A young boy, seemingly an orphan, is taken in by a Texas family. In the middle of the night, he sneaks downstairs and opens the door for his father, a thief. When they are caught in the act of stealing, the father coldly murders the family members, leaving behind only a crying infant.

Thirty years later the fear, the guilt, and the terror of that evening have been etched permanently into the face of Arlis Sweeney, a vending machine operator who has no home but motel rooms on the road. This haunted man, who dispenses candy bars and condoms to roadside bars and stores, has fashioned a ritualized and predictable existence designed to keep at bay any more nightmarish surprises.

Just when he least suspects it, the past pushes its way back into his life. Kay, a woman trying to escape her unhappy childhood and miserable marriage, attaches herself to Arlis. And then Ray, Arlis's predatory and cunning father, shows up with Ginnie, a thief whose specialty is stealing jewelry off corpses at funeral homes.
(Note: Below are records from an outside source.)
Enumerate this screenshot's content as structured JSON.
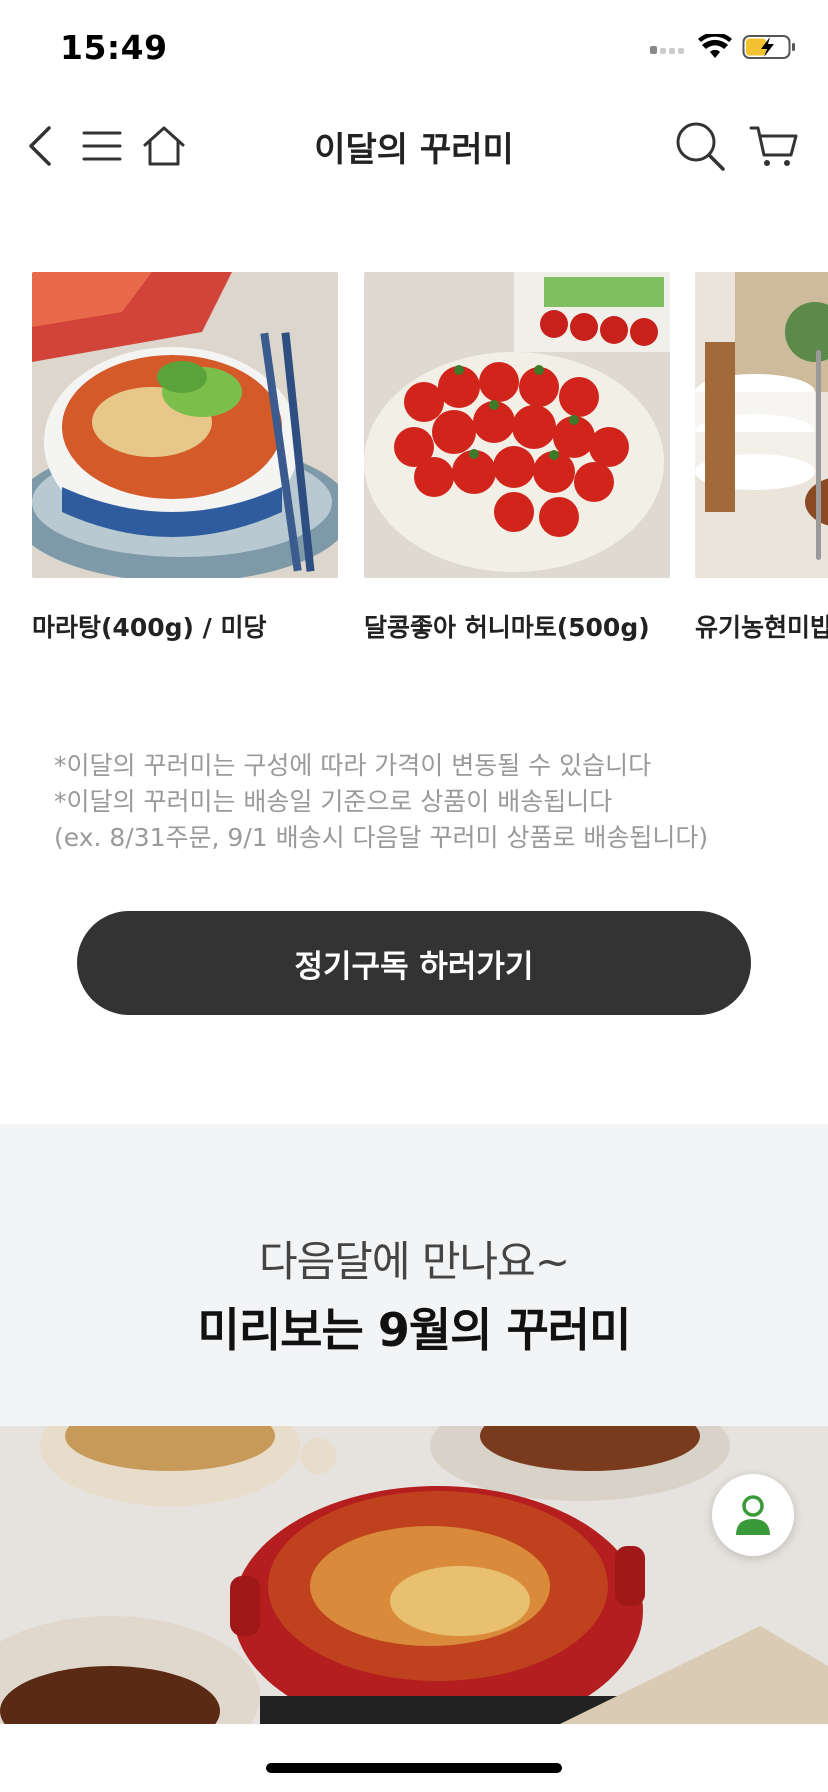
{
  "status": {
    "time": "15:49"
  },
  "header": {
    "title": "이달의 꾸러미"
  },
  "products": [
    {
      "name": "마라탕(400g) / 미당",
      "image": "malatang-bowl"
    },
    {
      "name": "달콩좋아 허니마토(500g)",
      "image": "cherry-tomatoes"
    },
    {
      "name": "유기농현미밥",
      "image": "rice-packs"
    }
  ],
  "notice": {
    "line1": "*이달의 꾸러미는 구성에 따라 가격이 변동될 수 있습니다",
    "line2": "*이달의 꾸러미는 배송일 기준으로 상품이 배송됩니다",
    "line3": "(ex. 8/31주문, 9/1 배송시 다음달 꾸러미 상품로 배송됩니다)"
  },
  "subscribe": {
    "label": "정기구독 하러가기"
  },
  "preview": {
    "subtitle": "다음달에 만나요~",
    "title": "미리보는 9월의 꾸러미"
  },
  "colors": {
    "button": "#333333",
    "preview_bg": "#f3f4f6",
    "profile_icon": "#3a9a3a"
  }
}
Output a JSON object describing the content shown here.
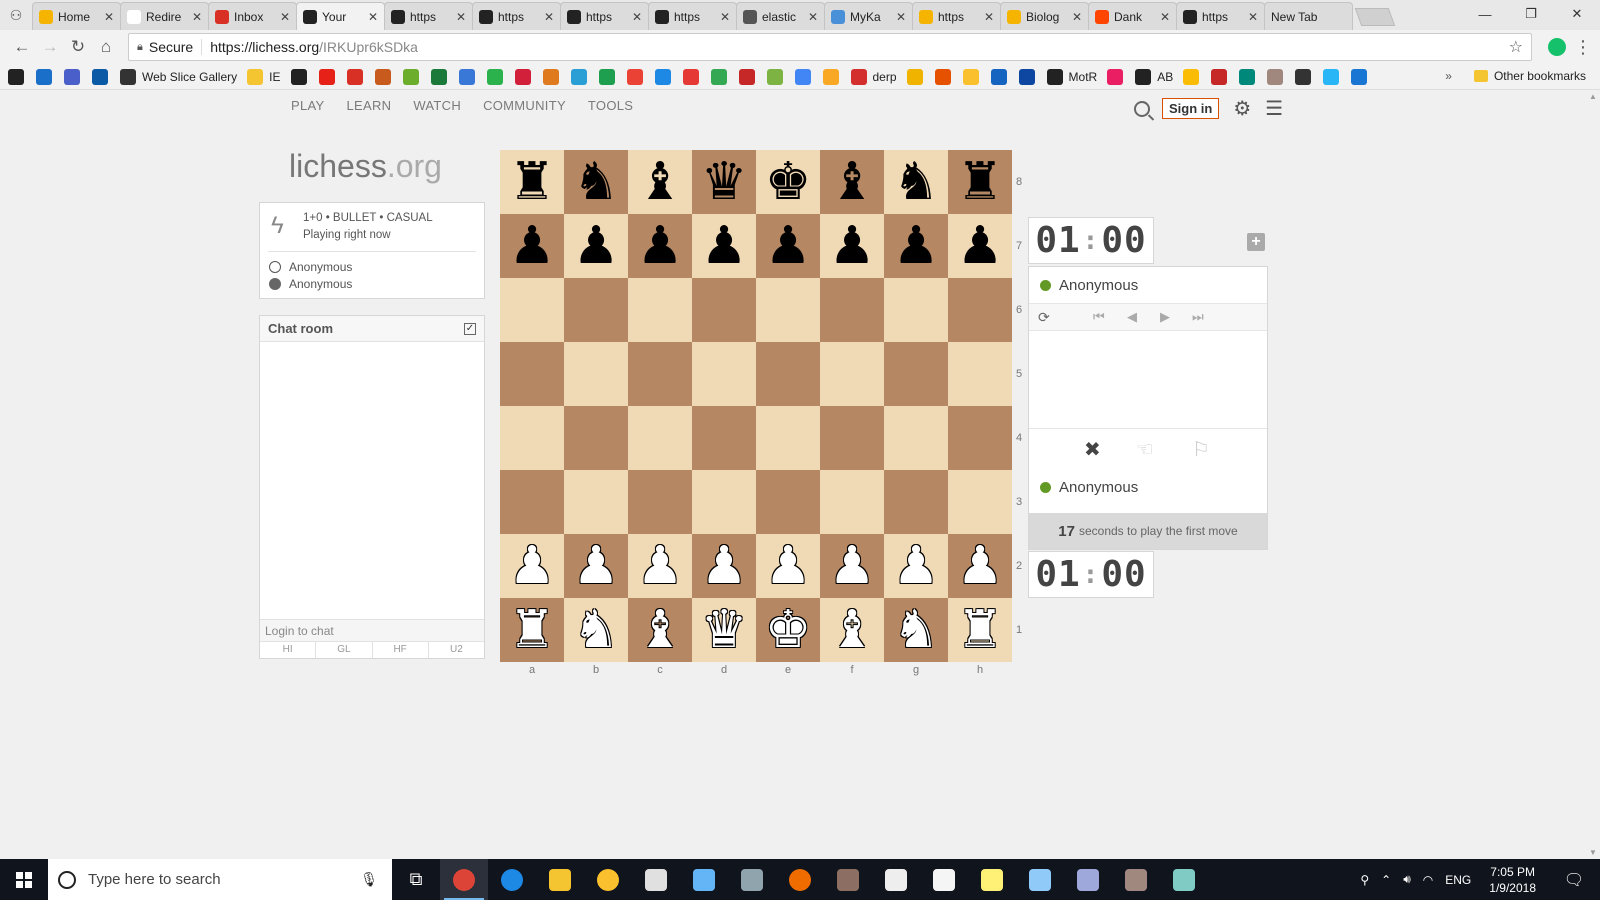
{
  "browser": {
    "tabs": [
      {
        "title": "Home",
        "color": "#f4b400",
        "icon": "generic-favicon-icon"
      },
      {
        "title": "Redire",
        "color": "#ffffff",
        "icon": "page-icon"
      },
      {
        "title": "Inbox",
        "color": "#d93025",
        "icon": "gmail-icon"
      },
      {
        "title": "Your",
        "color": "#222222",
        "icon": "lichess-knight-icon",
        "active": true
      },
      {
        "title": "https",
        "color": "#222222",
        "icon": "lichess-knight-icon"
      },
      {
        "title": "https",
        "color": "#222222",
        "icon": "lichess-knight-icon"
      },
      {
        "title": "https",
        "color": "#222222",
        "icon": "lichess-knight-icon"
      },
      {
        "title": "https",
        "color": "#222222",
        "icon": "lichess-knight-icon"
      },
      {
        "title": "elastic",
        "color": "#555555",
        "icon": "github-icon"
      },
      {
        "title": "MyKa",
        "color": "#4a90d9",
        "icon": "globe-icon"
      },
      {
        "title": "https",
        "color": "#f4b400",
        "icon": "generic-favicon-icon"
      },
      {
        "title": "Biolog",
        "color": "#f4b400",
        "icon": "generic-favicon-icon"
      },
      {
        "title": "Dank",
        "color": "#ff4500",
        "icon": "reddit-icon"
      },
      {
        "title": "https",
        "color": "#222222",
        "icon": "lichess-knight-icon"
      },
      {
        "title": "New Tab",
        "color": "",
        "icon": ""
      }
    ],
    "address": {
      "secure_label": "Secure",
      "host": "https://lichess.org",
      "path": "/IRKUpr6kSDka"
    },
    "bookmarks": {
      "web_slice": "Web Slice Gallery",
      "ie": "IE",
      "derp": "derp",
      "motr": "MotR",
      "ab": "AB",
      "other": "Other bookmarks"
    }
  },
  "site": {
    "nav": [
      "PLAY",
      "LEARN",
      "WATCH",
      "COMMUNITY",
      "TOOLS"
    ],
    "signin": "Sign in",
    "logo_main": "lichess",
    "logo_tld": ".org"
  },
  "game": {
    "setup": "1+0 • BULLET • CASUAL",
    "status": "Playing right now",
    "white_player": "Anonymous",
    "black_player": "Anonymous"
  },
  "chat": {
    "title": "Chat room",
    "placeholder": "Login to chat",
    "presets": [
      "HI",
      "GL",
      "HF",
      "U2"
    ]
  },
  "board": {
    "ranks": [
      "8",
      "7",
      "6",
      "5",
      "4",
      "3",
      "2",
      "1"
    ],
    "files": [
      "a",
      "b",
      "c",
      "d",
      "e",
      "f",
      "g",
      "h"
    ],
    "colors": {
      "light": "#f0d9b5",
      "dark": "#b58863"
    }
  },
  "clocks": {
    "top": {
      "min": "01",
      "sec": "00"
    },
    "bottom": {
      "min": "01",
      "sec": "00"
    }
  },
  "panel": {
    "top_player": "Anonymous",
    "bottom_player": "Anonymous",
    "first_move_seconds": "17",
    "first_move_text": "seconds to play the first move"
  },
  "taskbar": {
    "search_placeholder": "Type here to search",
    "lang": "ENG",
    "time": "7:05 PM",
    "date": "1/9/2018"
  }
}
When Ray tells his son that he's come to tie up some loose ends, it becomes apparent that Arlis can no longer hide from the past.

Flesh and Bone is a riveting film about the way the sins of the fathers are visited upon the next generation. Or as writer and director Steve Kloves has stated in an interview, "Either you succumb to evil or you conquer it, but you have to deal with it." Dennis Quaid, Meg Ryan, James Caan, and Gwyneth Paltrow play the four characters who are caught up in a macabre and chilling rendezvous with the consequences of evil and the implacable presence of death. This is a film that holds tight to its moral focus and refuses to capitulate to any glib summations about human nature.